I found myself in a discussion earlier this week that worked its way into return on investment topics. Of course nobody could really agree on what the return was which is sort of how these conversations often work out. It’s really hard to decide what the return on investment is for security features and products. It can be hard to even determine cost sometimes, which should be the easy number to figure out.
All this talk got me thinking about something I’m going to call risk investment. The idea here is that you have a risk, which we’ll think about as the cost. You have an investment of some sort, it could be a product, training, maybe staff. This investment in theory reduces your risk in some measurable way. The reduction of the risk is the return on risk investment. We like to think about these things in the context of money, but risk doesn’t exactly work that way. Risk isn’t something that can often be measured easily. Even incredibly risky behaviors can work out fine, and playing it safe can end horribly. Rather than try to equate everything to money, what if we ignored that for the moment and just worried about risk.
First, how do you measure your risk? There isn’t a nice answer for this. There are plenty of security frameworks you can use. There are plenty of methodologies that exist, threat modeling, attack surface analysis, pen test reports, architecture reviews, automated scanning of products and infrastructure. There’s no single good answer to this question. I can’t tell you what your risk profile is, you have to decide how you’re going to measure this. What are you protecting? If it’s some sort of regulated data, there will be substantial cost in losing it, so this risk measurement is easy. It’s less obvious if you’re not operating in an environment that has direct cost to having an incident. It’s even possible you have systems and applications that pose zero risk (yeah, I said it).

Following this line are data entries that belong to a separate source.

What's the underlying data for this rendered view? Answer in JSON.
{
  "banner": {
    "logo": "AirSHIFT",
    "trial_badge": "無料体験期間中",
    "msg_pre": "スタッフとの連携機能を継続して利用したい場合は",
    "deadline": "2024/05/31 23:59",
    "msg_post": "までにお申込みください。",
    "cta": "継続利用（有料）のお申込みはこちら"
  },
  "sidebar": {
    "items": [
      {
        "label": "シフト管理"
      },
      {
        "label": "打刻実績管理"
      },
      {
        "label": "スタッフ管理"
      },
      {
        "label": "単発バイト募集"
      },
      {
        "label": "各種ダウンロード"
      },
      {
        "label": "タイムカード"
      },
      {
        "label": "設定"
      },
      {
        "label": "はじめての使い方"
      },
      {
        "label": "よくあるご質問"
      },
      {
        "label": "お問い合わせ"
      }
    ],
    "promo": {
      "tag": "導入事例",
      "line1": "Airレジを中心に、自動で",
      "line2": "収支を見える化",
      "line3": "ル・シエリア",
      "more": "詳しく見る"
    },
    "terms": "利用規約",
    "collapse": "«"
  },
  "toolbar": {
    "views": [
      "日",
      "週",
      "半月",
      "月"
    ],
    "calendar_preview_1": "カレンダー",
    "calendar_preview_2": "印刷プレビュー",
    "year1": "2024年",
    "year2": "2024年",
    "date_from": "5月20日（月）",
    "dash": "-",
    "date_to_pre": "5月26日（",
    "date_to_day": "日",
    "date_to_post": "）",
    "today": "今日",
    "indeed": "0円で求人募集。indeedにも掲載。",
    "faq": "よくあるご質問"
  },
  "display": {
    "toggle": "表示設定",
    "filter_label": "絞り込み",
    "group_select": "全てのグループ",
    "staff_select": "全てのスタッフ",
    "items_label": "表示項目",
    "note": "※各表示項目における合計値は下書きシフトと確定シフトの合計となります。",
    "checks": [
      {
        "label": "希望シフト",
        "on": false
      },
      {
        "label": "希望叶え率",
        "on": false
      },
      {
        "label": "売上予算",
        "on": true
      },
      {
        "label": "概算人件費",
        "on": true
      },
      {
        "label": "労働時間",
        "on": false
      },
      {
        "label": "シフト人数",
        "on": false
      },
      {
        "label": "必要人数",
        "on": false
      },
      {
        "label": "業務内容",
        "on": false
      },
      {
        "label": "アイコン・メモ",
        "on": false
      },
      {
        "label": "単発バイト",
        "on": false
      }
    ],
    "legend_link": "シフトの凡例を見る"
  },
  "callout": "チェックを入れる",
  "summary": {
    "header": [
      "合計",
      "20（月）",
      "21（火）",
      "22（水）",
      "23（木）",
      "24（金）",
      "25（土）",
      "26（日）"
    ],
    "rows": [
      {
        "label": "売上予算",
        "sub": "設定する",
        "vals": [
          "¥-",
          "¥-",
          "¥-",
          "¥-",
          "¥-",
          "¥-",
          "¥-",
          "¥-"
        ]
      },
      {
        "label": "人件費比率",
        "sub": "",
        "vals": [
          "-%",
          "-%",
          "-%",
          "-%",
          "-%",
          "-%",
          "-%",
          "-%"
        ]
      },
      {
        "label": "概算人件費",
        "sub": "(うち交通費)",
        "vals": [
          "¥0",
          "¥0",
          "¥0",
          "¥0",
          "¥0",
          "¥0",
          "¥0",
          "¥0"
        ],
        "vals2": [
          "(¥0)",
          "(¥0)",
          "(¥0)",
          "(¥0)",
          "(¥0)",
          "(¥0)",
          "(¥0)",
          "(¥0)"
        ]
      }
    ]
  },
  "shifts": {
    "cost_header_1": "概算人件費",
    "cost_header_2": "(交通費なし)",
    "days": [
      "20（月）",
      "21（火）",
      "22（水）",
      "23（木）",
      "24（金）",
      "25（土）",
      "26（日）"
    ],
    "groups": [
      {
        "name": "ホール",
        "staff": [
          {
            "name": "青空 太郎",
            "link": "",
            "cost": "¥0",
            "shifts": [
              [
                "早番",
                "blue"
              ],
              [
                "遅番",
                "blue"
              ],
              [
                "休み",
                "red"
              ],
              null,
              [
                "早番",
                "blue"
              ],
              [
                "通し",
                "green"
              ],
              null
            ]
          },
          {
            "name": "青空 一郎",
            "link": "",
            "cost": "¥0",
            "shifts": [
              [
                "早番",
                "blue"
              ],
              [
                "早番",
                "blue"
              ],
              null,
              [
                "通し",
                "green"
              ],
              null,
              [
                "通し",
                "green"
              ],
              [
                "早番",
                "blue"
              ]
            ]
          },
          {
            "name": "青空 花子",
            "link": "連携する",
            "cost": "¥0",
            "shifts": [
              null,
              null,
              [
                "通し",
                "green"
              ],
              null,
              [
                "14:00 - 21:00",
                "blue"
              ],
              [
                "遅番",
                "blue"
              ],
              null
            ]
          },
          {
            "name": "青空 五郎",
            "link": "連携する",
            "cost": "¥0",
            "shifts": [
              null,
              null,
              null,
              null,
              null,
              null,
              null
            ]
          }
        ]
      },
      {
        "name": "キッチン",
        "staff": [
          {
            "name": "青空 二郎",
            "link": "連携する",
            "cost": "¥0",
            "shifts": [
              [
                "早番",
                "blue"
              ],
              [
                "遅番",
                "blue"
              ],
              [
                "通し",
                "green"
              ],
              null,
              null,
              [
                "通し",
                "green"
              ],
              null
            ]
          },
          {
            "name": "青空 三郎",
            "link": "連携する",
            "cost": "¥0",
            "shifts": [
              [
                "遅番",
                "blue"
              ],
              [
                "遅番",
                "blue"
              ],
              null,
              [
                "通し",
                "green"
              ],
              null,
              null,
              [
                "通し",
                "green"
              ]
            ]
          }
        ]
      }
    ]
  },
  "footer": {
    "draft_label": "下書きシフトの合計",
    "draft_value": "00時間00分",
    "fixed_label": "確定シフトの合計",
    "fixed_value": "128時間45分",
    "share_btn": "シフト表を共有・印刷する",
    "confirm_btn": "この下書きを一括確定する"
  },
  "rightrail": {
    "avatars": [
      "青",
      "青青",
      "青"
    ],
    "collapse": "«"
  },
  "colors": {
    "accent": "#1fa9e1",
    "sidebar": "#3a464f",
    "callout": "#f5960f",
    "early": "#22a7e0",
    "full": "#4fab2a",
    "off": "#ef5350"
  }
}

Assuming we have a way to determine risk, now we wonder how do you measure the return on controlling risk? This is possibly more tricky than deciding on how to measure your risk. You can’t prove a negative in many instances, there’s no way to say your investment is preventing something from happening. Rather than measure how many times you didn’t get hacked, the right way to think about this is if you were doing nothing, how would you measure your level of risk? We can refer back to our risk measurement method for that. Now we think about where we do have certain protections in place, what will an incident look like? How much less trouble will there be? If you can’t answer this you’re probably in trouble. This is the important data point though. When there is an incident, how do you think your counter measures will help mitigate damage? What was your investment in the risk?
And now this brings us to our Return on Risk Investment, or RORI as I’ll call it, because I can and who doesn’t like acronyms? Here’s the thing to think about if you’re a security leader. If you have risk, which we all do, you must find some way to measure it. If you can’t measure something you don’t understand it. If you can’t measure your risk, you don’t understand your risk. Once you have your method to understand what’s happening, make note of your risk measurement without any sort of security measures in place, your risk with ideal (not perfect, perfect doesn't exist) measures in place, and your risk with existing measures in place. That will give you an idea of how effective what you’re doing is. Here’s the thing to watch for. If your existing measures are close to the risk level for no measures, that’s not a positive return. Those are things you either should fix or stop doing. Sometimes it’s OK to stop doing something that doesn’t really work. Security theater is real, it doesn’t work, and it wastes money. The trick is to find a balance that can show measurable risk reduction without breaking the bank.